Is Self-Management for You?

Is Self-Management for You?

The world of buy-to-let is constantly evolving, and with new tax changes set to come into force from April this year, as well as the surprise ban on letting agent fees, more and more landlords could begin to feel the pinch in the coming months.

With this in mind, many landlords may be choosing to forego the services of an agent and self-manage in order to save on money. Over 14% of the average landlord’s expenditure is spent on management and letting fee costs, amounting to nearly £3000 per year.

Of course, the obvious disadvantage of self-management is that you will take on a number of responsibilities that you might otherwise have deferred to your agent, such as handling tenant complaints, taking maintenance calls, or chasing late payments of rent.

However, despite the stresses of these more hands-on aspects of property management, there are also many benefits too. Current NLA research shows that nearly half (43%) of landlords do not employ the services of a letting agent, so clearly self-management works well for a wide variety of people. If you’re considering whether a move to self-management is right for you, read on…


Consider whether you can fully commit to managing a property yourself as it requires a lot of time and effort. A professional letting agent can be very useful if you live far from the property and can’t easily manage problems or issues that may arise. They also act as useful intermediary when dealing with difficult situations or tenants. If you work full-time then self-management may not be right for you.

The Law

The knowledge and skills needed to be a landlord are considerable and it is important that you’re aware of the law and your responsibilities. For example, if you plan to let to multiple occupants or shared accommodation such as student housing you may require a licence from your local council.

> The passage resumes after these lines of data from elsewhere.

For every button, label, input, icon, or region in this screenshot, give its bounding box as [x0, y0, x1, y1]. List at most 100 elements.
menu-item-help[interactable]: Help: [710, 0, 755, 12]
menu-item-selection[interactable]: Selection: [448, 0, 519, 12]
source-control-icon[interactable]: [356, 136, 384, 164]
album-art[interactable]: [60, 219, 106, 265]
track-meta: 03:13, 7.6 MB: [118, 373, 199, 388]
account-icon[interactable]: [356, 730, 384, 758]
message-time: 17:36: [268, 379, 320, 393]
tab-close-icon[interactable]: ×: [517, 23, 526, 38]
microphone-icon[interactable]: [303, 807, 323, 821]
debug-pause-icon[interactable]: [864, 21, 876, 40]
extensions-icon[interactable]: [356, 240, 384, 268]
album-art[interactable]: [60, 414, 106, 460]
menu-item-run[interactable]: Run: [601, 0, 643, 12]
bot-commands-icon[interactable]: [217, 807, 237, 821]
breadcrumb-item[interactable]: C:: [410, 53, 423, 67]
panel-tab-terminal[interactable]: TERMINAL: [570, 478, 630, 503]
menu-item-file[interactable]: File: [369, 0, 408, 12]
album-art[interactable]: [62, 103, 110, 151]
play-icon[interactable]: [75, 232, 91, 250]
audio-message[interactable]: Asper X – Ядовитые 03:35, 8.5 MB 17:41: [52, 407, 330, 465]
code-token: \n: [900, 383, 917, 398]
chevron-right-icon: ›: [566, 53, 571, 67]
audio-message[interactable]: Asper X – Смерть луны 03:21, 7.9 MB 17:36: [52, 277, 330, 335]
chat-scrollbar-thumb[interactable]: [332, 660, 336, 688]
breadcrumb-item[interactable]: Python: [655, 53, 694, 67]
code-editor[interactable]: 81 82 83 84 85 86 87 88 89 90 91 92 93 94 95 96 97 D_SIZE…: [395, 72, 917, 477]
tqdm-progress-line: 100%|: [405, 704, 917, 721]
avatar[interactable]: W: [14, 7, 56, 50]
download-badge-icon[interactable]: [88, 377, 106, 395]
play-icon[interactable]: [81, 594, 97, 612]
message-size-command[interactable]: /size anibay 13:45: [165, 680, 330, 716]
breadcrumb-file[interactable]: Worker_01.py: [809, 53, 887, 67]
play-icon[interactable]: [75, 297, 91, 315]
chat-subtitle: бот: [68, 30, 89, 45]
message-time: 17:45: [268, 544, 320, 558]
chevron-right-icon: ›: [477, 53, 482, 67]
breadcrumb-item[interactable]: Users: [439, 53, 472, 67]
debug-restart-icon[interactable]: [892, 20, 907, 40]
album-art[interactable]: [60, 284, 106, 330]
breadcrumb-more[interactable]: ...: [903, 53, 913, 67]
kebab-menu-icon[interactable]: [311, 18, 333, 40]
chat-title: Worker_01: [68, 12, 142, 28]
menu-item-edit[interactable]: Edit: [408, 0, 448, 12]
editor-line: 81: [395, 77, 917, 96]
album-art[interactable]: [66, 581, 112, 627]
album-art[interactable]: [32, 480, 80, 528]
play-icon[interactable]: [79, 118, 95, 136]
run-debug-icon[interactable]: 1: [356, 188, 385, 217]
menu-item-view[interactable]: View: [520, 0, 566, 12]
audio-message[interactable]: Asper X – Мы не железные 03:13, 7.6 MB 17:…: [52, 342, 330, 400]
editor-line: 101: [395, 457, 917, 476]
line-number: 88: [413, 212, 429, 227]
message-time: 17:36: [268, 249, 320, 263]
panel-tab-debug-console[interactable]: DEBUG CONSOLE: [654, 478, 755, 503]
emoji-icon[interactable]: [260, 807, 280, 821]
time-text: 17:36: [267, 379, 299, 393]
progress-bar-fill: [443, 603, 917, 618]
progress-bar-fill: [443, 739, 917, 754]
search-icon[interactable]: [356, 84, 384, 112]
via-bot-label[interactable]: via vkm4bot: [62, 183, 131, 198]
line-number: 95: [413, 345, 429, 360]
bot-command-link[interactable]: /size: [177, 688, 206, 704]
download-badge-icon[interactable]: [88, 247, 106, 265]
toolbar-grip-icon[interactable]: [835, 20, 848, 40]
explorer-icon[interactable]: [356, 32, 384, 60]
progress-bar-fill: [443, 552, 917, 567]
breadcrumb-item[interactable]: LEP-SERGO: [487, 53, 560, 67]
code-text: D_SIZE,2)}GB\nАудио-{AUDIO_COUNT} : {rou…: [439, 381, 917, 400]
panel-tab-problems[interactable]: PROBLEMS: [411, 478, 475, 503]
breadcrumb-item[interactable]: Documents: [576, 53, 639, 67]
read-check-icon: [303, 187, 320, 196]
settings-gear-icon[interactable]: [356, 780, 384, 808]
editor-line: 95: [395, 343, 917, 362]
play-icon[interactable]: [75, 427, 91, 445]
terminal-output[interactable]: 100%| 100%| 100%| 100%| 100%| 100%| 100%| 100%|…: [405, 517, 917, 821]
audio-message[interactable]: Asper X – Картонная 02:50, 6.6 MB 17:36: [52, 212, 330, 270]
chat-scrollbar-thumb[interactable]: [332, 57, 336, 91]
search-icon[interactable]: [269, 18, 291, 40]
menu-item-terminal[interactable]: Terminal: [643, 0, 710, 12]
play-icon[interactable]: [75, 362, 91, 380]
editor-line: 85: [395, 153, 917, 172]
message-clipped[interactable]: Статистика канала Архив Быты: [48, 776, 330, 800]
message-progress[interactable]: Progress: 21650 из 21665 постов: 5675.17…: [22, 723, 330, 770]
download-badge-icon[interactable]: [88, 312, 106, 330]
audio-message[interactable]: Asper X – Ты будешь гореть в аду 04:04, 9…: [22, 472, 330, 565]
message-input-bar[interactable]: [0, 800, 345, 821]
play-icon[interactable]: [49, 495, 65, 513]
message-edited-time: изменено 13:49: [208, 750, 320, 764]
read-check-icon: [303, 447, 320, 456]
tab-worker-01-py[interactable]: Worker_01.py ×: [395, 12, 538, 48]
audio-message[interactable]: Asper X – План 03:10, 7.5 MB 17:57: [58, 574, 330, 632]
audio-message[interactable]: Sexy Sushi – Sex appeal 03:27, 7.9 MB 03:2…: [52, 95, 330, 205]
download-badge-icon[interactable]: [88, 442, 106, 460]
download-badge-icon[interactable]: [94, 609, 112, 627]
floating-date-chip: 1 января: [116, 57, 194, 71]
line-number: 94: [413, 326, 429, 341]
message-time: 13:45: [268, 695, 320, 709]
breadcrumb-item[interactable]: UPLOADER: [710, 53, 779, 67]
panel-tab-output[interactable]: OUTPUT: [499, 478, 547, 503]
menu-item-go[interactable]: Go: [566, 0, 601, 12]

Your tenant’s safety is paramount so you’ll need to keep on top of things such as gas safety checks. Ignorance is not an excuse, and neglecting something that can cause injury or death to your tenants will send the uninformed landlord to jail.


Finding a good tenant is arguably the most important ingredient for successful and sustainable tenancies and there are a number of referencing services available to help you in this regard.

If available, you’ll also want to check any previous landlord references as these can provide useful insight into things a standard reference won’t be able to assess, such as living habits or behaviour.

Treat it like a business

A rental property is a business and, like any other type of business, the key to survival is maintaining a healthy cash flow. You must have a degree of business acumen or brush up on your basic business knowledge and it’s important to have a plan in place before going it alone.

Make sure you join a trade association such as the NLA which will provide you with the guidance, support and resources you will need to stay on top of your responsibilities, keep up-to-date with legislation, and assist you in your development as a professional landlord offering the very best service for your tenants.

Find out more about the NLA and how to become a member here.

For the latest in letting agent news, please visit the UK Association of Letting Agents (UKALA) Blog.

3 thoughts on “Is Self-Management for You?

  1. Why is it every business has tax relief on everything they pay out. We run our business and they keep taxing us more and more. If we didn’t have the private rental sector. There would be even more homeless people. They taking housing benefit caps. So making more people homeless. No tax relief on interest we pay for mortgage. Yet all political people get expenses and tax relief. We provide a service. And it about time people realised that we do a good service for a lot of people who need homes.

  2. Without Private Landlords and their investment, the housing system would be in more of a state of shortage then in currently is..
    Lack of building good quality integrated housing with its roads, shops and school structures ( local authority planners forget some of this as part of the approvals process) and hence major problems with road congestion, school places etc.
    The other aspect is that Tenants think your property is an hotel in some instances and have no idea about looking after the place and general cleaning. If they damage things that you will replace with new free of charge?

  3. I totally agree, what the government does not seem to see is if it not for the private landlords how many people would be homeless, the more they hit landlords the less attractive buy to lets are, if people are not buying property to let out this i feel will slow the market down which means less houses selling which in turn brings prices down. good for the buyer but bad for the seller how many people selling their property would either loose money, still have a debt after selling at a reduced price, or be stuck with their property as they can not afford to reduce the price. I wonder how many houses will be repossessed. the new tax laws, stamp duty on by to lets, and this great idea of universal credit where the tenant is paid the rent ( to help them become responsible ) Joke ) i wonder how long before it blows up in the governments face.